Da das Angebot mit der Nachfrage nicht Schritt halten kann, steigen die Energiepreise , insbesondere in Gemeinden in der Nähe von Rechenzentren. Laut dem Magazin „The New Yorker“ strebten amerikanische Energieversorger in der ersten Hälfte des Jahres 2025 Preiserhöhungen von fast 30 Milliarden US-Dollar an.
Laut der American Clean Power Association installierten die USA im vergangenen Jahr 49 GW an Infrastruktur für erneuerbare Energien.
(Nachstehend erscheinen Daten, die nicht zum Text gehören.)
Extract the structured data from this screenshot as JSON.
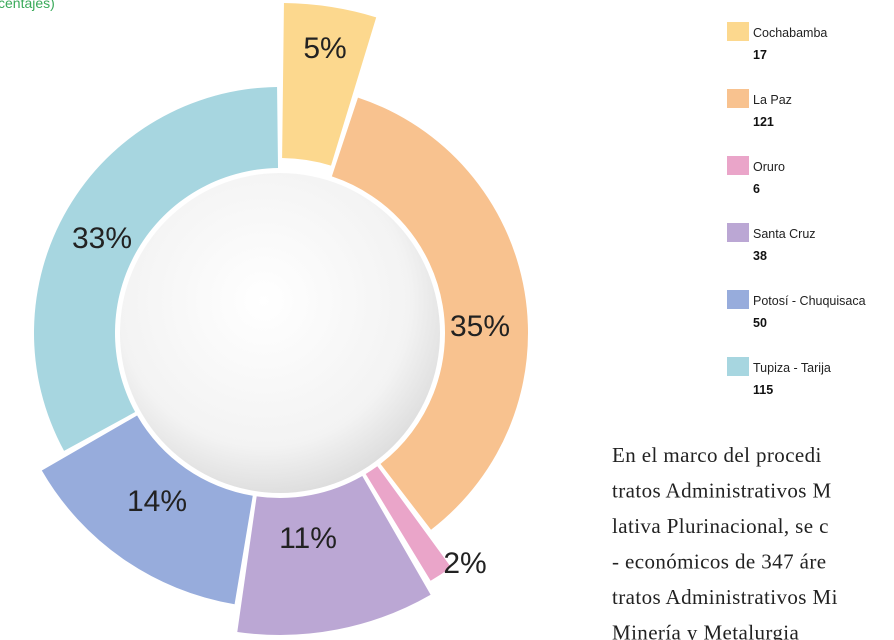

China hingegen installierte im gleichen Zeitraum 429 GW . Die chinesische Regierung gewährt Berichten zufolge zudem großzügigen Energiesubventionen für heimische Technologiekonzerne wie ByteDance und Alibaba, um deren Energiekosten zu senken.
In einem Brief, der letzte Woche an das Weiße Haus geschickt wurde, warnte OpenAI davor, dass „Beschränkungen hinsichtlich der Strommenge, die die USA zur Förderung der KI-Entwicklung erzeugen können“, die Fähigkeit des Landes gefährden, seine globale Führungsrolle im Bereich der künstlichen Intelligenz zu behaupten.
EinstellungspauseDer Boom der Rechenzentren fällt mit einer Abschwächung des Arbeitsmarktes zusammen. Laut dem Gehaltsabrechnungsdienstleister ADP schufen private Arbeitgeber in den USA im Oktober lediglich 42.000 neue Stellen , hauptsächlich im Bildungs- und Gesundheitswesen. Große Technologieunternehmen hingegen bauen trotz Rekordgewinnen Personal ab. Amazon kündigte letzte Woche an, 14.000 Stellen in der Unternehmenszentrale zu streichen, und weitere Kürzungen werden in Kürze erwartet. Microsoft entließ im Mai und Juli in zwei Entlassungsrunden rund 15.000 Mitarbeiter.
Es liegt nahe, diese Trends zu betrachten und anzunehmen, dass KI zu einem massiven Arbeitsplatzverlust führt. Doch die Realität ist komplexer. Es gibt Hinweise darauf, dass generative KI in bestimmten Branchen, wie beispielsweise der Softwareentwicklung, Einstiegspositionen überflüssig macht . Viele Unternehmen suchen zudem nach Möglichkeiten, Aufgaben zu automatisieren, die derzeit von Menschen erledigt werden. Amazon schätzte beispielsweise laut internen Dokumenten, die der New York Times vorliegen, dass das Unternehmen bis 2027 in den USA durch den Einsatz von Robotern 160.000 Neueinstellungen vermeiden könnte.
Doch zumindest aktuell ist der Hauptfaktor für den Stellenabbau nicht unbedingt die KI selbst, sondern die Rechenzentren, die sie betreiben. Große Unternehmen und Investoren verfügen nur über begrenztes Kapital pro Jahr und investieren den Großteil davon in den Bau von Rechenzentren. Das bedeutet, dass weniger Investitionen in andere Sektoren wie das verarbeitende Gewerbe fließen, das laut ADP im letzten Monat 3.000 Arbeitsplätze verloren hat.